Analyse : étant donné la toxicité endémique en ligne, il est difficile de voir comment rendre les mondes VR agréables et sûrs.

Jusqu’en 2019, l’utilisation de la réalité virtuelle était un véritable casse-tête. Elle était chère et reliée par des câbles à des PC onéreux, mais l’Oculus Quest, sans fil et facile à utiliser, a changé la donne. Une fois le casque mis en place, vous pouvez naviguer parmi quelques centaines d’applications et de jeux conçus pour la RV, dont beaucoup sont des espaces sociaux conçus pour discuter avec d’autres personnes. VRChat est l’un d’entre eux, et le plus populaire, en partie parce qu’il est intriguant, sauvage et aléatoire.

La réalité virtuelle

Certains espaces VR – dont Horizon de Meta – tentent d’adopter un look apaisant, aseptisé et futuriste, avec des couleurs douces et des humanoïdes caricaturaux.
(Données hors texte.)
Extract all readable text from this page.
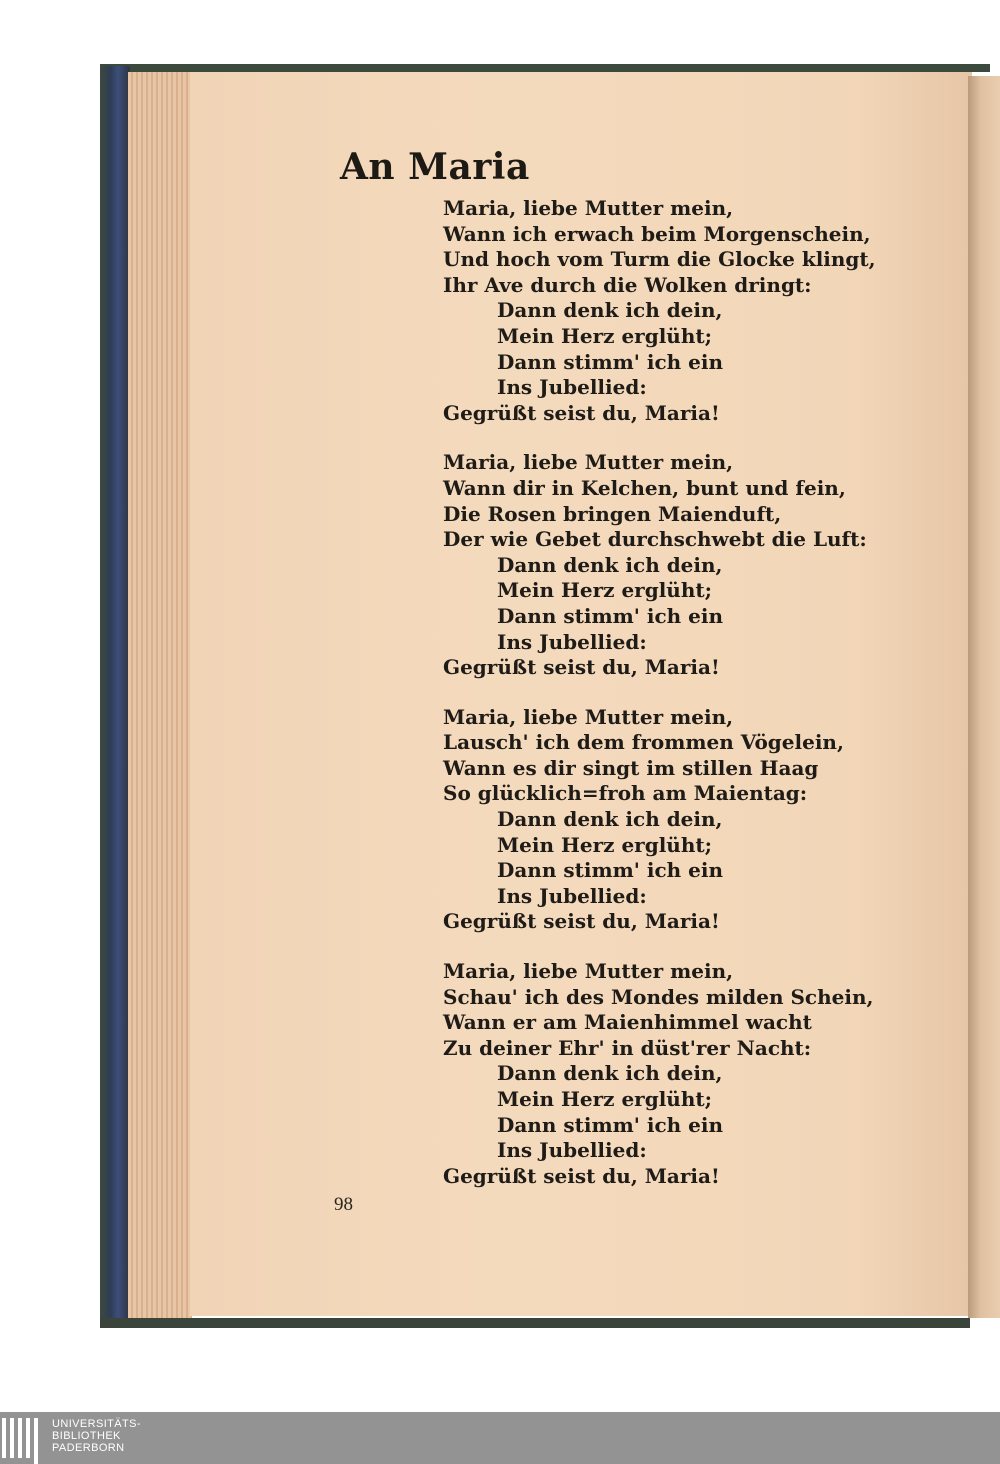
An Maria
Maria, liebe Mutter mein,
Wann ich erwach beim Morgenschein,
Und hoch vom Turm die Glocke klingt,
Ihr Ave durch die Wolken dringt:
Dann denk ich dein,
Mein Herz erglüht;
Dann stimm' ich ein
Ins Jubellied:
Gegrüßt seist du, Maria!
Maria, liebe Mutter mein,
Wann dir in Kelchen, bunt und fein,
Die Rosen bringen Maienduft,
Der wie Gebet durchschwebt die Luft:
Dann denk ich dein,
Mein Herz erglüht;
Dann stimm' ich ein
Ins Jubellied:
Gegrüßt seist du, Maria!
Maria, liebe Mutter mein,
Lausch' ich dem frommen Vögelein,
Wann es dir singt im stillen Haag
So glücklich=froh am Maientag:
Dann denk ich dein,
Mein Herz erglüht;
Dann stimm' ich ein
Ins Jubellied:
Gegrüßt seist du, Maria!
Maria, liebe Mutter mein,
Schau' ich des Mondes milden Schein,
Wann er am Maienhimmel wacht
Zu deiner Ehr' in düst'rer Nacht:
Dann denk ich dein,
Mein Herz erglüht;
Dann stimm' ich ein
Ins Jubellied:
Gegrüßt seist du, Maria!
98
UNIVERSITÄTS-
BIBLIOTHEK
PADERBORN
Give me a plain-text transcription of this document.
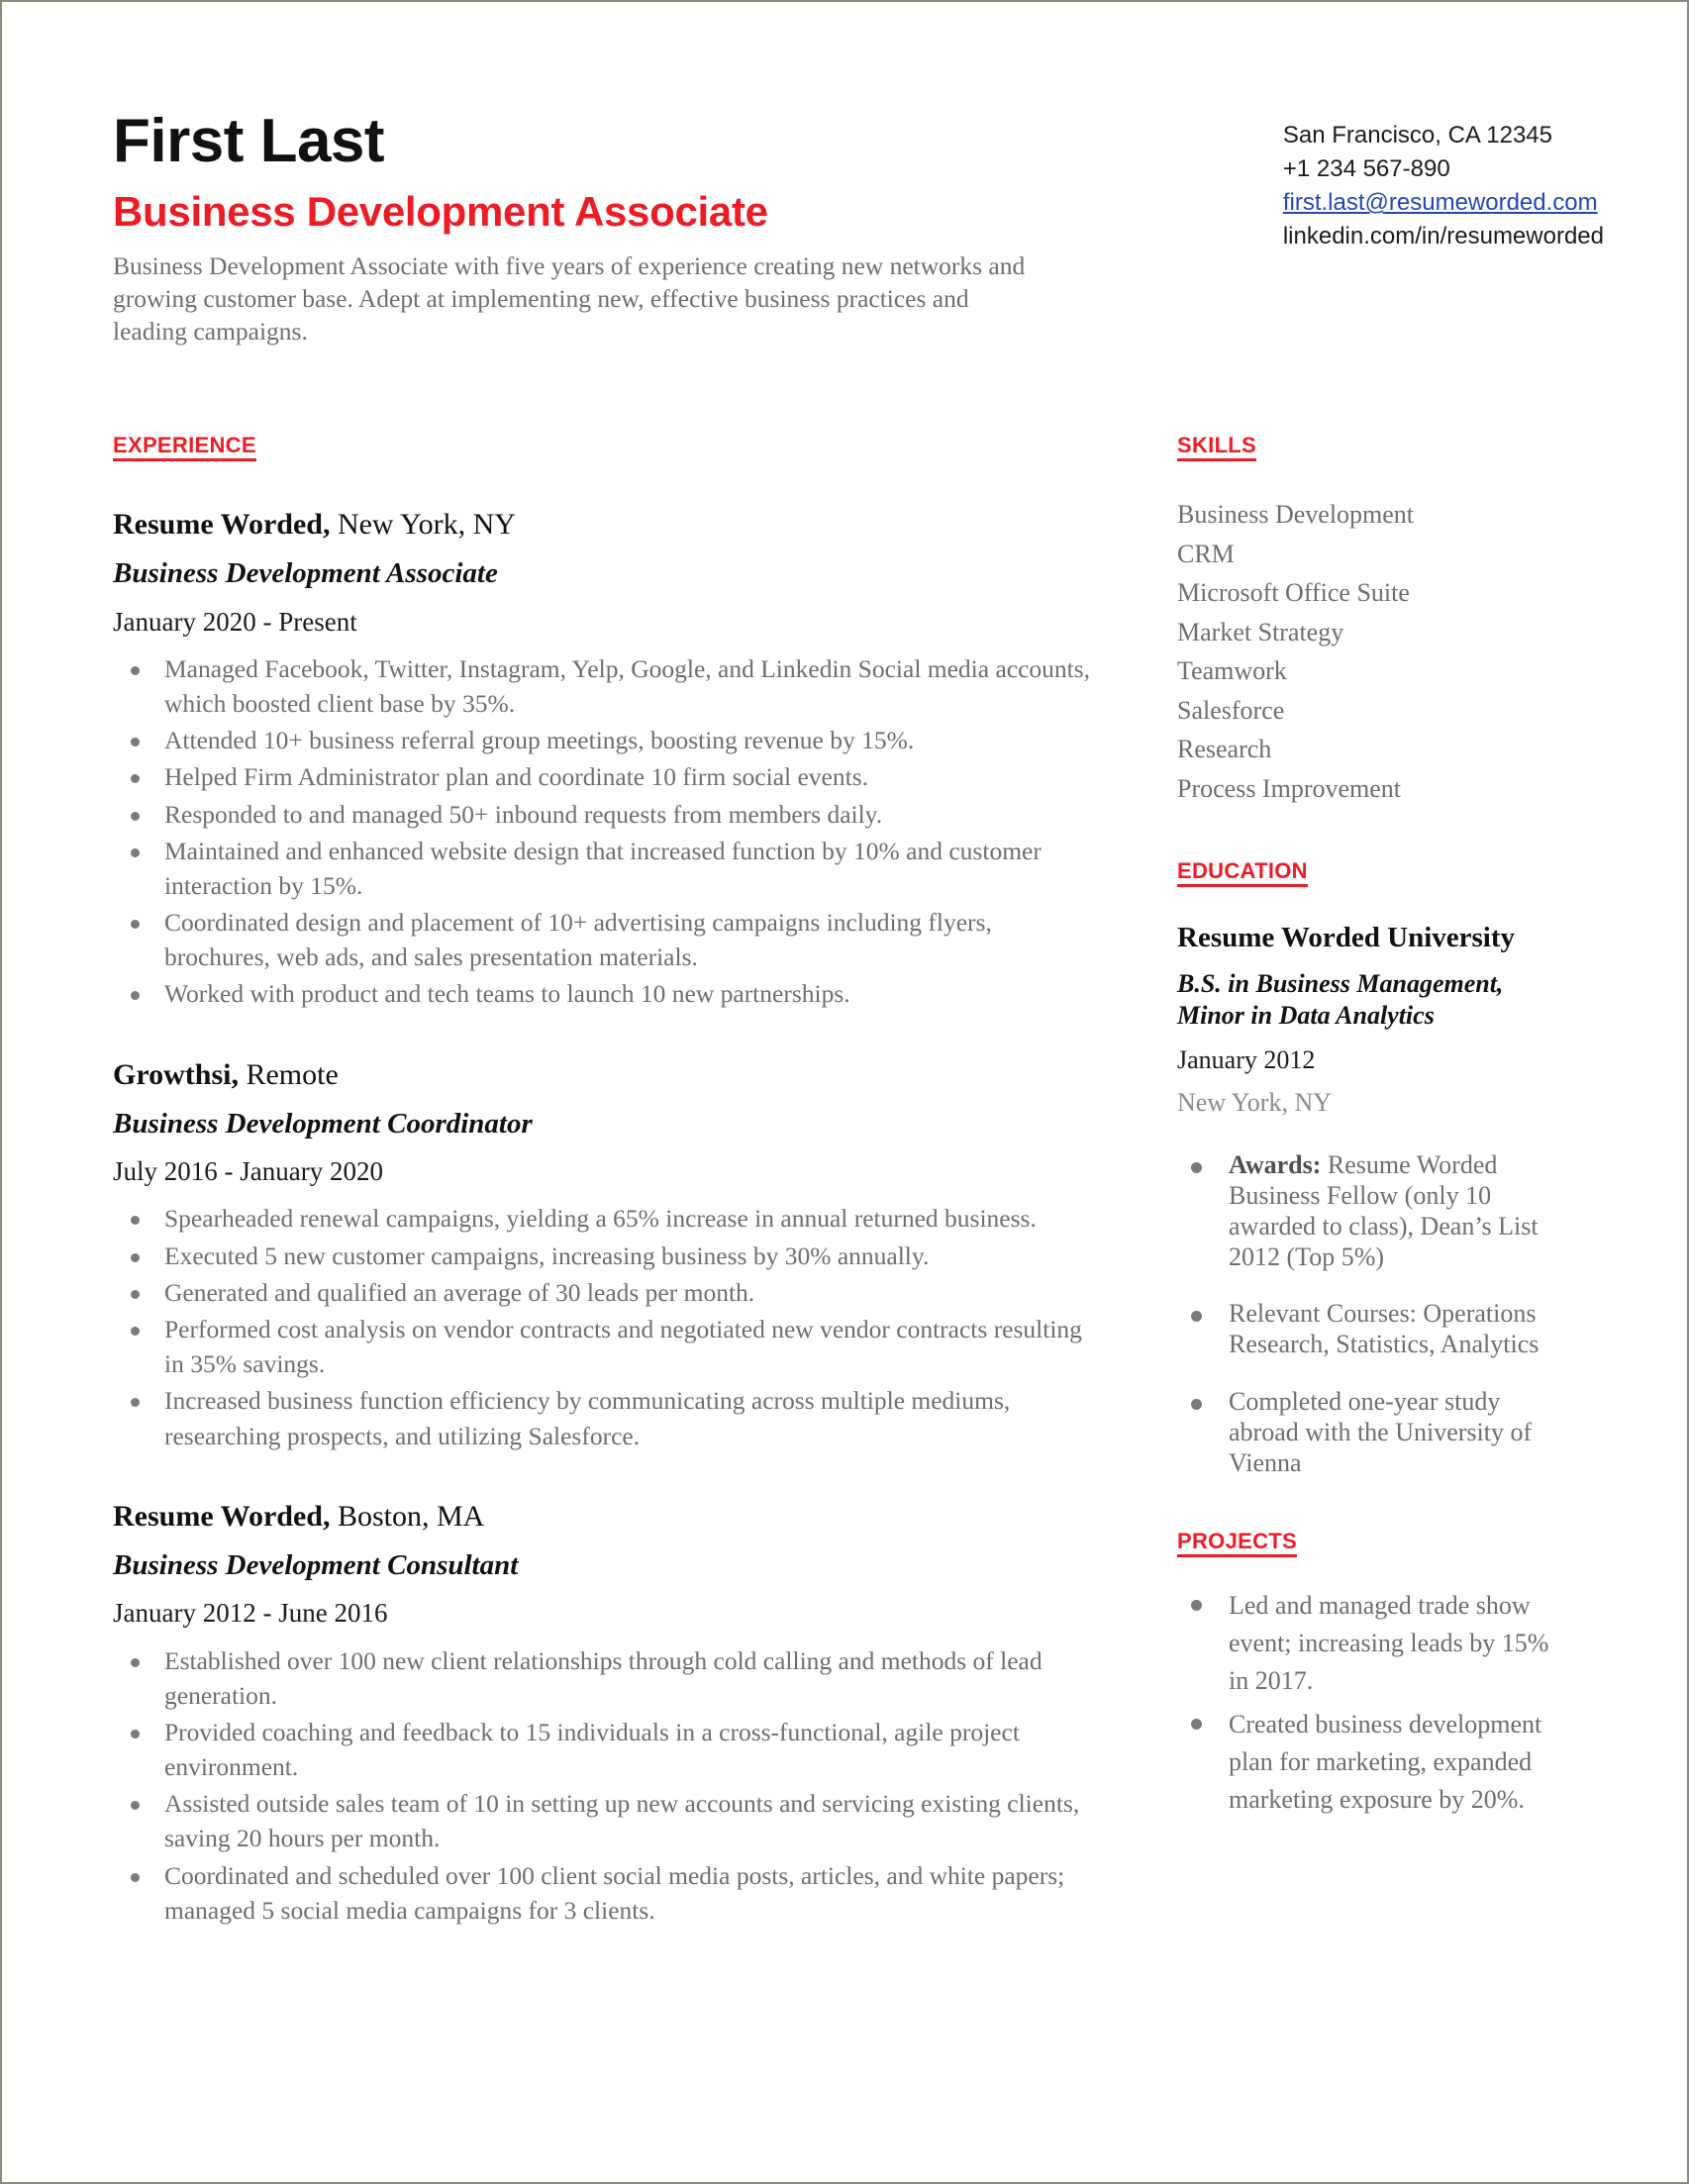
First Last
Business Development Associate
Business Development Associate with five years of experience creating new networks and growing customer base. Adept at implementing new, effective business practices and leading campaigns.
San Francisco, CA 12345
+1 234 567-890
first.last@resumeworded.com
linkedin.com/in/resumeworded
EXPERIENCE
Resume Worded, New York, NY
Business Development Associate
January 2020 - Present
Managed Facebook, Twitter, Instagram, Yelp, Google, and Linkedin Social media accounts, which boosted client base by 35%.
Attended 10+ business referral group meetings, boosting revenue by 15%.
Helped Firm Administrator plan and coordinate 10 firm social events.
Responded to and managed 50+ inbound requests from members daily.
Maintained and enhanced website design that increased function by 10% and customer interaction by 15%.
Coordinated design and placement of 10+ advertising campaigns including flyers, brochures, web ads, and sales presentation materials.
Worked with product and tech teams to launch 10 new partnerships.
Growthsi, Remote
Business Development Coordinator
July 2016 - January 2020
Spearheaded renewal campaigns, yielding a 65% increase in annual returned business.
Executed 5 new customer campaigns, increasing business by 30% annually.
Generated and qualified an average of 30 leads per month.
Performed cost analysis on vendor contracts and negotiated new vendor contracts resulting in 35% savings.
Increased business function efficiency by communicating across multiple mediums, researching prospects, and utilizing Salesforce.
Resume Worded, Boston, MA
Business Development Consultant
January 2012 - June 2016
Established over 100 new client relationships through cold calling and methods of lead generation.
Provided coaching and feedback to 15 individuals in a cross-functional, agile project environment.
Assisted outside sales team of 10 in setting up new accounts and servicing existing clients, saving 20 hours per month.
Coordinated and scheduled over 100 client social media posts, articles, and white papers; managed 5 social media campaigns for 3 clients.
SKILLS
Business Development
CRM
Microsoft Office Suite
Market Strategy
Teamwork
Salesforce
Research
Process Improvement
EDUCATION
Resume Worded University
B.S. in Business Management, Minor in Data Analytics
January 2012
New York, NY
Awards: Resume Worded Business Fellow (only 10 awarded to class), Dean’s List 2012 (Top 5%)
Relevant Courses: Operations Research, Statistics, Analytics
Completed one-year study abroad with the University of Vienna
PROJECTS
Led and managed trade show event; increasing leads by 15% in 2017.
Created business development plan for marketing, expanded marketing exposure by 20%.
VRChat est un méli-mélo total, dominé par l’esthétique de l’anime : des villes au néon, des oreilles de chat, des femmes en 2D aux gros seins et légèrement vêtues, et bien sûr des furries (des animaux anthropomorphes sexualisés, pour ceux qui n’ont pas la chance de le savoir).

Des portails mènent à différents salons de discussion – un club, une plage, des appartements, des galeries – qui semblent tous sortir tout droit d’un jeu vidéo de 2009. Ce n’est pas une expérience riche sur le plan esthétique. Dans une ville cyberpunk miniature, mes yeux sont assaillis par des néons criards et des panneaux d’affichage géants annonçant différents espaces et communautés, le plus souvent ornés de filles d’anime souriantes. Dans mon dernier voyage dans VRChat, un petit robot vert, une banane géante et une grenouille – d’autres joueurs – errent sans but. La grenouille me regarde et lève le pouce. J’échange quelques salutations avec un raton laveur coréen, avant qu’il ne s’en aille.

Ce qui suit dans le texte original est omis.